La tensión que quedó pendiente
Si el Registro Nacional será la base para acceder a programas y beneficios, la definición legal de quién es considerado artesano adquiere una enorme importancia. Una definición demasiado amplia podría incorporar actividades muy diversas bajo una misma categoría; una demasiado restrictiva podría dejar fuera a creadores tradicionalmente reconocidos como artesanos. Esa tensión explica por qué las definiciones fueron uno de los puntos más debatidos durante toda la tramitación, y conecta directamente con la pregunta que nos hacemos en esta edición: dónde está la línea entre artesanía y manualidad, entre joyería y bisutería.
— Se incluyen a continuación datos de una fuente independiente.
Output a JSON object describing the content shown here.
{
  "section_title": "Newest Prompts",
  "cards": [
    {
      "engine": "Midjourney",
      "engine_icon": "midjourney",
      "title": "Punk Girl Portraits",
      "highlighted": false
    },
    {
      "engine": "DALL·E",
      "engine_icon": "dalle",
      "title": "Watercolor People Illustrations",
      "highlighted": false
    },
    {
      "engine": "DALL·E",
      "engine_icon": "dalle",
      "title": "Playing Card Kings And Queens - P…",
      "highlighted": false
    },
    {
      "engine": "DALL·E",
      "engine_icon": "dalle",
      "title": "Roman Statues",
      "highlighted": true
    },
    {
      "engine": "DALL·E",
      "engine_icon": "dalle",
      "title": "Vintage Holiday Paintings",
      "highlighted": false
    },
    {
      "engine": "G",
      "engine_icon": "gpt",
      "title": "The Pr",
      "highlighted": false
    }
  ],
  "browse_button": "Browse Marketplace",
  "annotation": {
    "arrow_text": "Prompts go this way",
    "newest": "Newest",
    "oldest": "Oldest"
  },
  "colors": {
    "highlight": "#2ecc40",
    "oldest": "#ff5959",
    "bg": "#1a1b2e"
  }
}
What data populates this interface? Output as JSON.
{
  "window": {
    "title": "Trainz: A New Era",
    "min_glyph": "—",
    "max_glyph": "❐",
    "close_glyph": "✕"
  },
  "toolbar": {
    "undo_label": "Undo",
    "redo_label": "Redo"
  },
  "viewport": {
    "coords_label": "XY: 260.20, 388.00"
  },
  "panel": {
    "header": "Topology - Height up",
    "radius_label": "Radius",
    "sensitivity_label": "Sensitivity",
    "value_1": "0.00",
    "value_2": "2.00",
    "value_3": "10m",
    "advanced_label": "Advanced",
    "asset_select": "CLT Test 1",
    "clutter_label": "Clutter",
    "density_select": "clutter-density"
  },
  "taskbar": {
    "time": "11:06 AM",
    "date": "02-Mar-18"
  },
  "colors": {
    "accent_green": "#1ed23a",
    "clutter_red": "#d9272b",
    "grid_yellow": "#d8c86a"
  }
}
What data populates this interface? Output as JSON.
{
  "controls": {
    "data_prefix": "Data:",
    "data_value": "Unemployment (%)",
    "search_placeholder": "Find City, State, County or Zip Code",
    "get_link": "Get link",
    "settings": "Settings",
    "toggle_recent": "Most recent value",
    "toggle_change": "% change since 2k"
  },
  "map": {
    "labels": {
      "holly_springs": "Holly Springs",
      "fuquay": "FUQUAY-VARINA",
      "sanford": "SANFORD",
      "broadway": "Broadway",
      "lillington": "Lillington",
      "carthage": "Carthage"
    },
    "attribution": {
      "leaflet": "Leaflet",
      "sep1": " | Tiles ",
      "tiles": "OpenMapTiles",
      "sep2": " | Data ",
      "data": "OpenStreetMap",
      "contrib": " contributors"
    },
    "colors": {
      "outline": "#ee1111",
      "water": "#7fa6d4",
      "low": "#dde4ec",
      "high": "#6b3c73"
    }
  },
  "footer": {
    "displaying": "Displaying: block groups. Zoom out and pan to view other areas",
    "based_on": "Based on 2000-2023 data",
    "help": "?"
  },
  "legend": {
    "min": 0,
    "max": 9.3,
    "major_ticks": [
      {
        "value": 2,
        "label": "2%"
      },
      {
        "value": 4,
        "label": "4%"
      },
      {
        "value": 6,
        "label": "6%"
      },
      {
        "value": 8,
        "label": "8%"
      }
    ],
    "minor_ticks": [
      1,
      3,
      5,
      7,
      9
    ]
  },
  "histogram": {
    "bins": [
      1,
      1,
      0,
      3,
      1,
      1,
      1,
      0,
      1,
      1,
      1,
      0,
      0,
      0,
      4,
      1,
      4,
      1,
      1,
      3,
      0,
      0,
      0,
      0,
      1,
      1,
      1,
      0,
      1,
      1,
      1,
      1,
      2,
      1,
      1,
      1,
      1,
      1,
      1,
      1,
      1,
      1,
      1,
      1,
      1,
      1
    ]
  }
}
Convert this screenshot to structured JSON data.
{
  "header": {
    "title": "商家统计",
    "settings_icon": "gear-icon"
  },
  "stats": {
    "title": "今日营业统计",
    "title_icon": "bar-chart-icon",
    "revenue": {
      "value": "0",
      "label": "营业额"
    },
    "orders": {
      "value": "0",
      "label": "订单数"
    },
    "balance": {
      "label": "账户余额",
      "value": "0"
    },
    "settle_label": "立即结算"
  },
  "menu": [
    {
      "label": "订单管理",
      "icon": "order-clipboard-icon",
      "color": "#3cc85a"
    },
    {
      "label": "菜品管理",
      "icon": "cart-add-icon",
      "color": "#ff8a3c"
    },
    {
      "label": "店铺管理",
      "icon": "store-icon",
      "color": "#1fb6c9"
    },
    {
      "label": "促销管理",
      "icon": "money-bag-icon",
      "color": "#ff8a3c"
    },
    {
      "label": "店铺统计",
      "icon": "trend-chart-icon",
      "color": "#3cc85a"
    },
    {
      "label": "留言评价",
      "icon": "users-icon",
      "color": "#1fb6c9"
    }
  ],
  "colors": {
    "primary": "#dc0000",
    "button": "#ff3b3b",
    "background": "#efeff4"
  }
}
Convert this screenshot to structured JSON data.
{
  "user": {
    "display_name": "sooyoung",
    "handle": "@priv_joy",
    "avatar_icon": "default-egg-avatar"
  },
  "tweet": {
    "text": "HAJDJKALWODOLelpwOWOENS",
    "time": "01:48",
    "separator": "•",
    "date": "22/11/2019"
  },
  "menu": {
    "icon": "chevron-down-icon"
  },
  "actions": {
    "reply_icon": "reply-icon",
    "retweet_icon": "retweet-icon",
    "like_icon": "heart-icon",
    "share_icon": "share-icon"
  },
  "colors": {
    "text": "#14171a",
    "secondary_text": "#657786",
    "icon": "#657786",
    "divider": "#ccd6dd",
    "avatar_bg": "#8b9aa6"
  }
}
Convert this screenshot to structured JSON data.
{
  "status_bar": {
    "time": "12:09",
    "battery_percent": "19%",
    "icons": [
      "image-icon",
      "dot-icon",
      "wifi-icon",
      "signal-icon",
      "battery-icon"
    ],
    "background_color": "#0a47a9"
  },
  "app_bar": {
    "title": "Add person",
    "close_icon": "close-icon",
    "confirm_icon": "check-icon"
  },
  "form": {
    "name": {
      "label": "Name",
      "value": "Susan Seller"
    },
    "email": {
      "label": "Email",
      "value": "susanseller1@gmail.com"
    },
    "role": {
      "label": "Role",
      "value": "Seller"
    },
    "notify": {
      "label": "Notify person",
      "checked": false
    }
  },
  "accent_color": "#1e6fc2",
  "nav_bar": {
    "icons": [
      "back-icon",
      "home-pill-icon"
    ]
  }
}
La ley también incorpora reconocimientos concretos para el sector: el Sello de Excelencia a la Artesanía, el Premio Maestro Artesana y Artesano Nacional y Regional, y la declaración del 7 de noviembre como Día Nacional de la Artesanía.
Queda, eso sí, una pregunta sin resolver. Con una sola representación regional por mesa, y sin una vía específica por disciplina: ¿es suficiente que la joyería tenga un solo representante dentro de una mesa regional multisectorial, o debería existir representación propia por disciplinas —joyería, textil, cerámica, madera— dentro del Consejo? La ley no lo resuelve. Será, probablemente, uno de los primeros debates que enfrente el Consejo Nacional de Artesanía apenas empiece a sesionar.
Fuentes: Charla Mercedes Montalva, Coordinadora Nacional del Área de Artesanía del Ministerio de las Culturas, las Artes y el Patrimonio; Ley N° 21.788, Biblioteca del Congreso Nacional; "Ley de Fomento y Protección a la Artesanía", DOE Actualidad Jurídica; Ministerio de las Culturas, las Artes y el Patrimonio; Comunicaciones Senado de Chile; El Ciudadano; Villarica al Día.